I lift my chin, and smile.

“Because I’m happy. That you like me. Because I like you too.”

His face, so apprehensive before, melts into a smile. It’s slow, like the last snow in spring, but it’s just as gentle and glowing. He pulls me against him, our hips close.

“This time I’m the one who gets to ask if it’s alright to touch you,” He says, voice rumbling in my chest.

I can’t help my laugh. It bubbles up from me fast and true and bright. I lean up, his mouth tantalizingly close, our fingers and breaths intertwining.

“It’s more than alright.”





EPILOGUE


Dear Sarah Lawrence,

You asked me to write about where I see myself in five years, so here I am. Writing. It’s not something I’m good at, but I want to get good at it, and I think that should count for something. Wanting to get good, the drive and focus it fosters, is something a lot more people should treasure. Some people just don’t care. Some people are fine with living as they are, without pushing their limits or boundaries in ways that will make them grow.

And I get it.

Growing is painful. I spent a whole year watching three brothers grow. Their father abused them, emotionally, but they broke out of it. I don’t know where I’ll see myself in five years, but I know where I’d like to see me – with them.

But I guess I should start from the beginning.
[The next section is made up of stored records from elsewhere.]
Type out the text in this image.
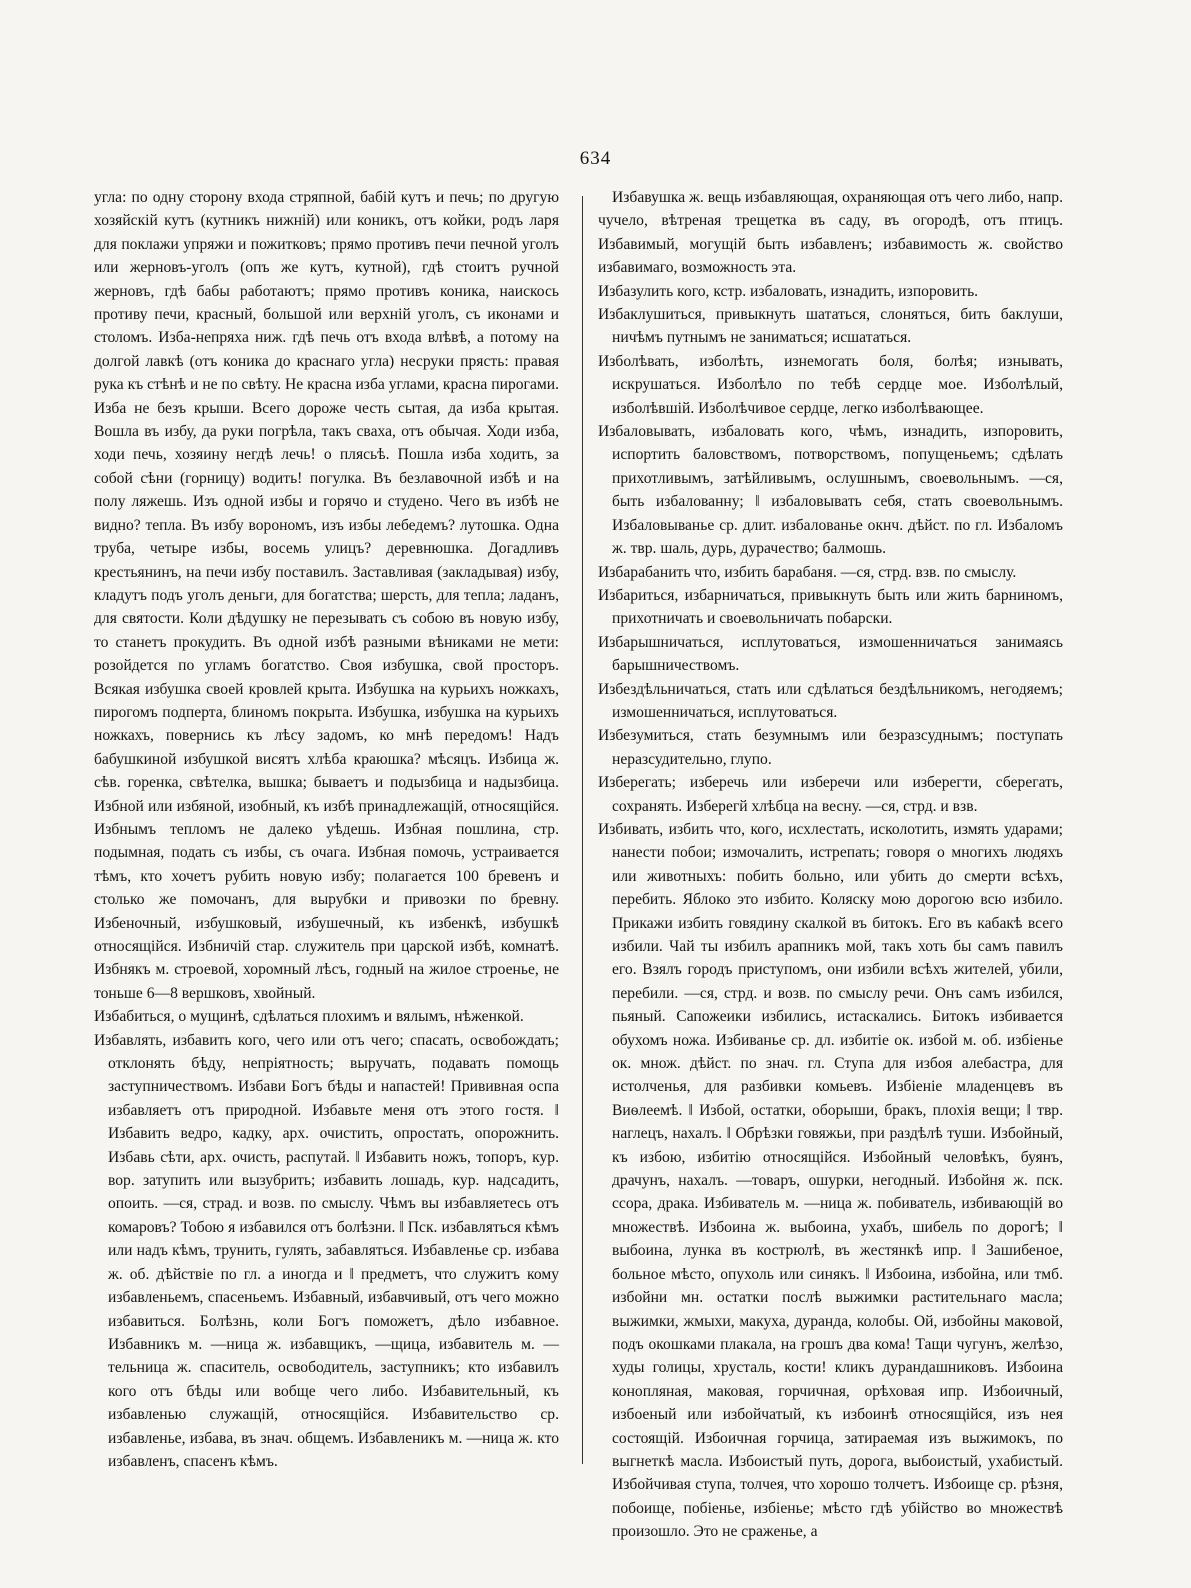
634

угла: по одну сторону входа стряпной, бабій кутъ и печь; по другую хозяйскій кутъ (кутникъ нижній) или коникъ, отъ койки, родъ ларя для поклажи упряжи и пожитковъ; прямо противъ печи печной уголъ или жерновъ-уголъ (опъ же кутъ, кутной), гдѣ стоитъ ручной жерновъ, гдѣ бабы работаютъ; прямо противъ коника, наискось противу печи, красный, большой или верхній уголъ, съ иконами и столомъ. Изба-непряха ниж. гдѣ печь отъ входа влѣвѣ, а потому на долгой лавкѣ (отъ коника до краснаго угла) несруки прясть: правая рука къ стѣнѣ и не по свѣту. Не красна изба углами, красна пирогами. Изба не безъ крыши. Всего дороже честь сытая, да изба крытая. Вошла въ избу, да руки погрѣла, такъ сваха, отъ обычая. Ходи изба, ходи печь, хозяину негдѣ лечь! о плясьѣ. Пошла изба ходить, за собой сѣни (горницу) водить! погулка. Въ безлавочной избѣ и на полу ляжешь. Изъ одной избы и горячо и студено. Чего въ избѣ не видно? тепла. Въ избу ворономъ, изъ избы лебедемъ? лутошка. Одна труба, четыре избы, восемь улицъ? деревнюшка. Догадливъ крестьянинъ, на печи избу поставилъ. Заставливая (закладывая) избу, кладутъ подъ уголъ деньги, для богатства; шерсть, для тепла; ладанъ, для святости. Коли дѣдушку не перезывать съ собою въ новую избу, то станетъ прокудить. Въ одной избѣ разными вѣниками не мети: розойдется по угламъ богатство. Своя избушка, свой просторъ. Всякая избушка своей кровлей крыта. Избушка на курьихъ ножкахъ, пирогомъ подперта, блиномъ покрыта. Избушка, избушка на курьихъ ножкахъ, повернись къ лѣсу задомъ, ко мнѣ передомъ! Надъ бабушкиной избушкой висятъ хлѣба краюшка? мѣсяцъ. Избица ж. сѣв. горенка, свѣтелка, вышка; бываетъ и подызбица и надызбица. Избной или избяной, изобный, къ избѣ принадлежащій, относящійся. Избнымъ тепломъ не далеко уѣдешь. Избная пошлина, стр. подымная, подать съ избы, съ очага. Избная помочь, устраивается тѣмъ, кто хочетъ рубить новую избу; полагается 100 бревенъ и столько же помочанъ, для вырубки и привозки по бревну. Избеночный, избушковый, избушечный, къ избенкѣ, избушкѣ относящійся. Избничій стар. служитель при царской избѣ, комнатѣ. Избнякъ м. строевой, хоромный лѣсъ, годный на жилое строенье, не тоньше 6—8 вершковъ, хвойный.

Избабиться, о мущинѣ, сдѣлаться плохимъ и вялымъ, нѣженкой.

Избавлять, избавить кого, чего или отъ чего; спасать, освобождать; отклонять бѣду, непріятность; выручать, подавать помощь заступничествомъ. Избави Богъ бѣды и напастей! Прививная оспа избавляетъ отъ природной. Избавьте меня отъ этого гостя. ‖ Избавить ведро, кадку, арх. очистить, опростать, опорожнить. Избавь сѣти, арх. очисть, распутай. ‖ Избавить ножъ, топоръ, кур. вор. затупить или вызубрить; избавить лошадь, кур. надсадить, опоить. —ся, страд. и возв. по смыслу. Чѣмъ вы избавляетесь отъ комаровъ? Тобою я избавился отъ болѣзни. ‖ Пск. избавляться кѣмъ или надъ кѣмъ, трунить, гулять, забавляться. Избавленье ср. избава ж. об. дѣйствіе по гл. а иногда и ‖ предметъ, что служитъ кому избавленьемъ, спасеньемъ. Избавный, избавчивый, отъ чего можно избавиться. Болѣзнь, коли Богъ поможетъ, дѣло избавное. Избавникъ м. —ница ж. избавщикъ, —щица, избавитель м. — тельница ж. спаситель, освободитель, заступникъ; кто избавилъ кого отъ бѣды или вобще чего либо. Избавительный, къ избавленью служащій, относящійся. Избавительство ср. избавленье, избава, въ знач. общемъ. Избавленикъ м. —ница ж. кто избавленъ, спасенъ кѣмъ.

Избавушка ж. вещь избавляющая, охраняющая отъ чего либо, напр. чучело, вѣтреная трещетка въ саду, въ огородѣ, отъ птицъ. Избавимый, могущій быть избавленъ; избавимость ж. свойство избавимаго, возможность эта.

Избазулить кого, кстр. избаловать, изнадить, изпоровить.

Избаклушиться, привыкнуть шататься, слоняться, бить баклуши, ничѣмъ путнымъ не заниматься; иcшататься.

Изболѣвать, изболѣть, изнемогать боля, болѣя; изнывать, искрушаться. Изболѣло по тебѣ сердце мое. Изболѣлый, изболѣвшій. Изболѣчивое сердце, легко изболѣвающее.

Избаловывать, избаловать кого, чѣмъ, изнадить, изпоровить, испортить баловствомъ, потворствомъ, попущеньемъ; сдѣлать прихотливымъ, затѣйливымъ, ослушнымъ, своевольнымъ. —ся, быть избалованну; ‖ избаловывать себя, стать своевольнымъ. Избаловыванье ср. длит. избалованье окнч. дѣйст. по гл. Избаломъ ж. твр. шаль, дурь, дурачество; балмошь.

Избарабанить что, избить барабаня. —ся, стрд. взв. по смыслу.

Избариться, избарничаться, привыкнуть быть или жить барниномъ, прихотничать и своевольничать побарски.

Избарышничаться, исплутоваться, измошенничаться занимаясь барышничествомъ.

Избездѣльничаться, стать или сдѣлаться бездѣльникомъ, негодяемъ; измошенничаться, исплутоваться.

Избезумиться, стать безумнымъ или безразсуднымъ; поступать неразсудительно, глупо.

Изберегать; изберечь или изберечи или изберегти, сберегать, сохранять. Изберегй хлѣбца на весну. —ся, стрд. и взв.

Избивать, избить что, кого, исхлестать, исколотить, измять ударами; нанести побои; измочалить, истрепать; говоря о многихъ людяхъ или животныхъ: побить больно, или убить до смерти всѣхъ, перебить. Яблоко это избито. Коляску мою дорогою всю избило. Прикажи избить говядину скалкой въ битокъ. Его въ кабакѣ всего избили. Чай ты избилъ арапникъ мой, такъ хоть бы самъ павилъ его. Взялъ городъ приступомъ, они избили всѣхъ жителей, убили, перебили. —ся, стрд. и возв. по смыслу речи. Онъ самъ избился, пьяный. Сапожеики избились, истаскались. Битокъ избивается обухомъ ножа. Избиванье ср. дл. избитіе ок. избой м. об. избіенье ок. множ. дѣйст. по знач. гл. Ступа для избоя алебастра, для истолченья, для разбивки комьевъ. Избіеніе младенцевъ въ Виѳлеемѣ. ‖ Избой, остатки, оборыши, бракъ, плохія вещи; ‖ твр. наглецъ, нахалъ. ‖ Обрѣзки говяжьи, при раздѣлѣ туши. Избойный, къ избою, избитію относящійся. Избойный человѣкъ, буянъ, драчунъ, нахалъ. —товаръ, ошурки, негодный. Избойня ж. пск. ссора, драка. Избиватель м. —ница ж. побиватель, избивающій во множествѣ. Избоина ж. выбоина, ухабъ, шибель по дорогѣ; ‖ выбоина, лунка въ кострюлѣ, въ жестянкѣ ипр. ‖ Зашибеное, больное мѣсто, опухоль или синякъ. ‖ Избоина, избойна, или тмб. избойни мн. остатки послѣ выжимки растительнаго масла; выжимки, жмыхи, макуха, дуранда, колобы. Ой, избойны маковой, подъ окошками плакала, на грошъ два кома! Тащи чугунъ, желѣзо, худы голицы, хрусталь, кости! кликъ дурандашниковъ. Избоина конопляная, маковая, горчичная, орѣховая ипр. Избоичный, избоеный или избойчатый, къ избоинѣ относящійся, изъ нея состоящій. Избоичная горчица, затираемая изъ выжимокъ, по выгнеткѣ масла. Избоистый путь, дорога, выбоистый, ухабистый. Избойчивая ступа, толчея, что хорошо толчетъ. Избоище ср. рѣзня, побоище, побіенье, избіенье; мѣсто гдѣ убійство во множествѣ произошло. Это не сраженье, а
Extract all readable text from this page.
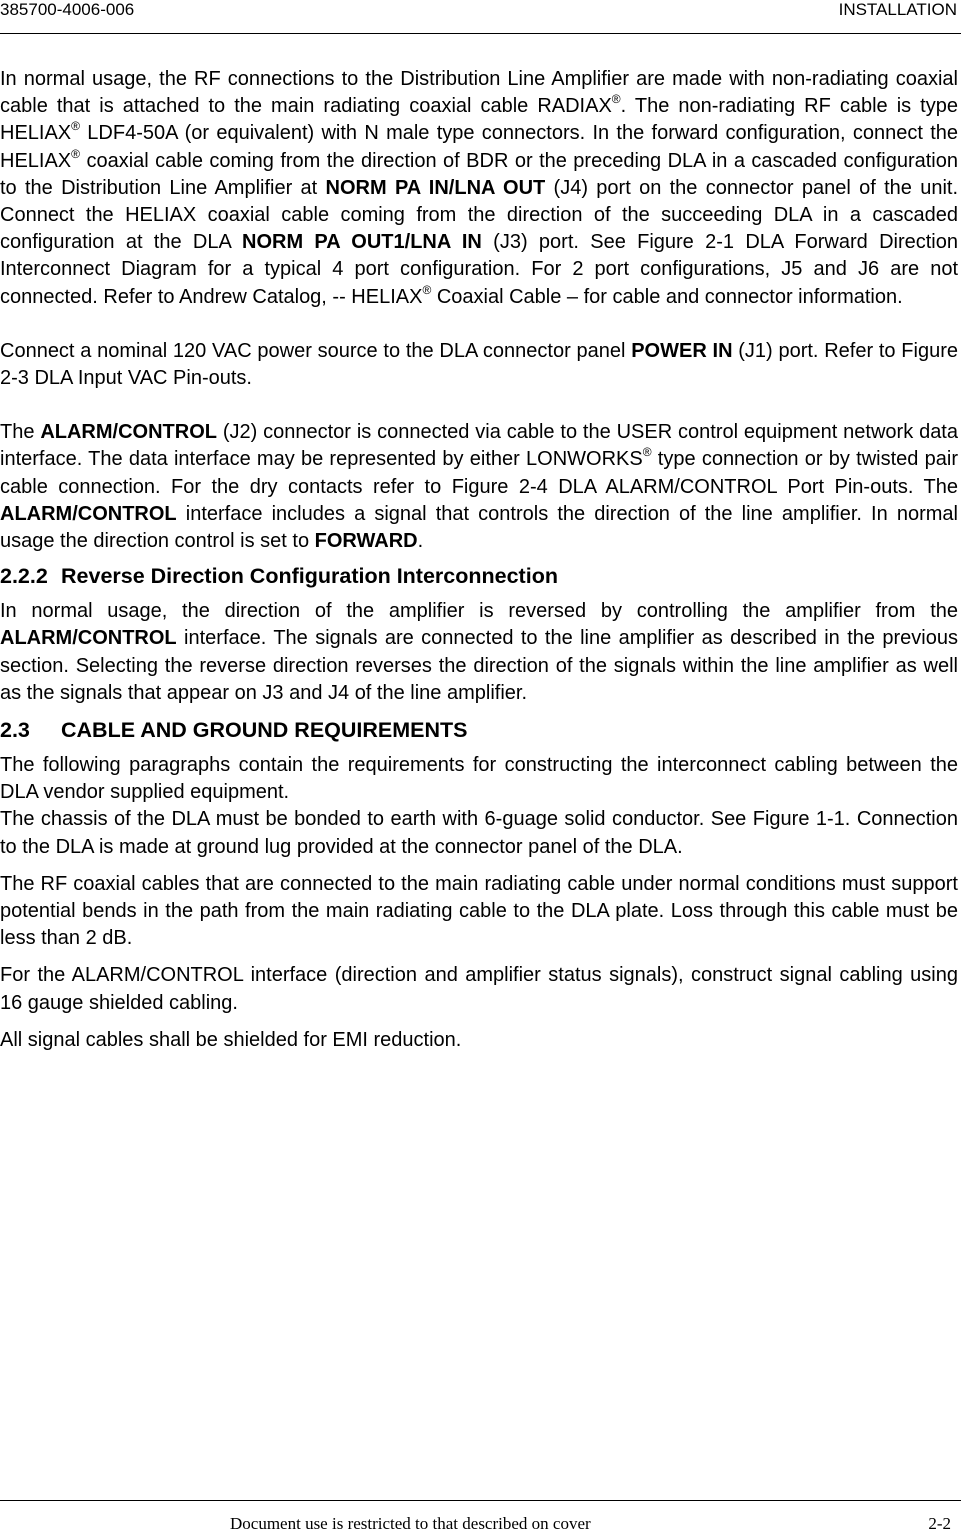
385700-4006-006	INSTALLATION

In normal usage, the RF connections to the Distribution Line Amplifier are made with non-radiating coaxial cable that is attached to the main radiating coaxial cable RADIAX®. The non-radiating RF cable is type HELIAX® LDF4-50A (or equivalent) with N male type connectors. In the forward configuration, connect the HELIAX® coaxial cable coming from the direction of BDR or the preceding DLA in a cascaded configuration to the Distribution Line Amplifier at NORM PA IN/LNA OUT (J4) port on the connector panel of the unit. Connect the HELIAX coaxial cable coming from the direction of the succeeding DLA in a cascaded configuration at the DLA NORM PA OUT1/LNA IN (J3) port. See Figure 2-1 DLA Forward Direction Interconnect Diagram for a typical 4 port configuration. For 2 port configurations, J5 and J6 are not connected. Refer to Andrew Catalog, -- HELIAX® Coaxial Cable – for cable and connector information.

Connect a nominal 120 VAC power source to the DLA connector panel POWER IN (J1) port. Refer to Figure 2-3 DLA Input VAC Pin-outs.

The ALARM/CONTROL (J2) connector is connected via cable to the USER control equipment network data interface. The data interface may be represented by either LONWORKS® type connection or by twisted pair cable connection. For the dry contacts refer to Figure 2-4 DLA ALARM/CONTROL Port Pin-outs. The ALARM/CONTROL interface includes a signal that controls the direction of the line amplifier. In normal usage the direction control is set to FORWARD.

2.2.2 Reverse Direction Configuration Interconnection

In normal usage, the direction of the amplifier is reversed by controlling the amplifier from the ALARM/CONTROL interface. The signals are connected to the line amplifier as described in the previous section. Selecting the reverse direction reverses the direction of the signals within the line amplifier as well as the signals that appear on J3 and J4 of the line amplifier.

2.3 CABLE AND GROUND REQUIREMENTS

The following paragraphs contain the requirements for constructing the interconnect cabling between the DLA vendor supplied equipment.

The chassis of the DLA must be bonded to earth with 6-guage solid conductor. See Figure 1-1. Connection to the DLA is made at ground lug provided at the connector panel of the DLA.

The RF coaxial cables that are connected to the main radiating cable under normal conditions must support potential bends in the path from the main radiating cable to the DLA plate. Loss through this cable must be less than 2 dB.

For the ALARM/CONTROL interface (direction and amplifier status signals), construct signal cabling using 16 gauge shielded cabling.

All signal cables shall be shielded for EMI reduction.

Document use is restricted to that described on cover	2-2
A year ago, I was studying my ass off to become a shrink, and go to NYU for it. It was for my dad – he has pretty bad depression, and when he was diagnosed I wanted to do everything in my power to help. And all I could think of was learn to treat him like I couldn’t. Like we didn’t have the money to. But the three brothers showed me that no matter how painful it is, no matter how selfish it may seem, you have to pursue your own dreams as hard as you can. They taught me that it’s noble to want to help, but you can’t help anyone if you don’t help yourself first. So I thought I’d write my essay about them, instead of whatever boring thing you wanted me to do.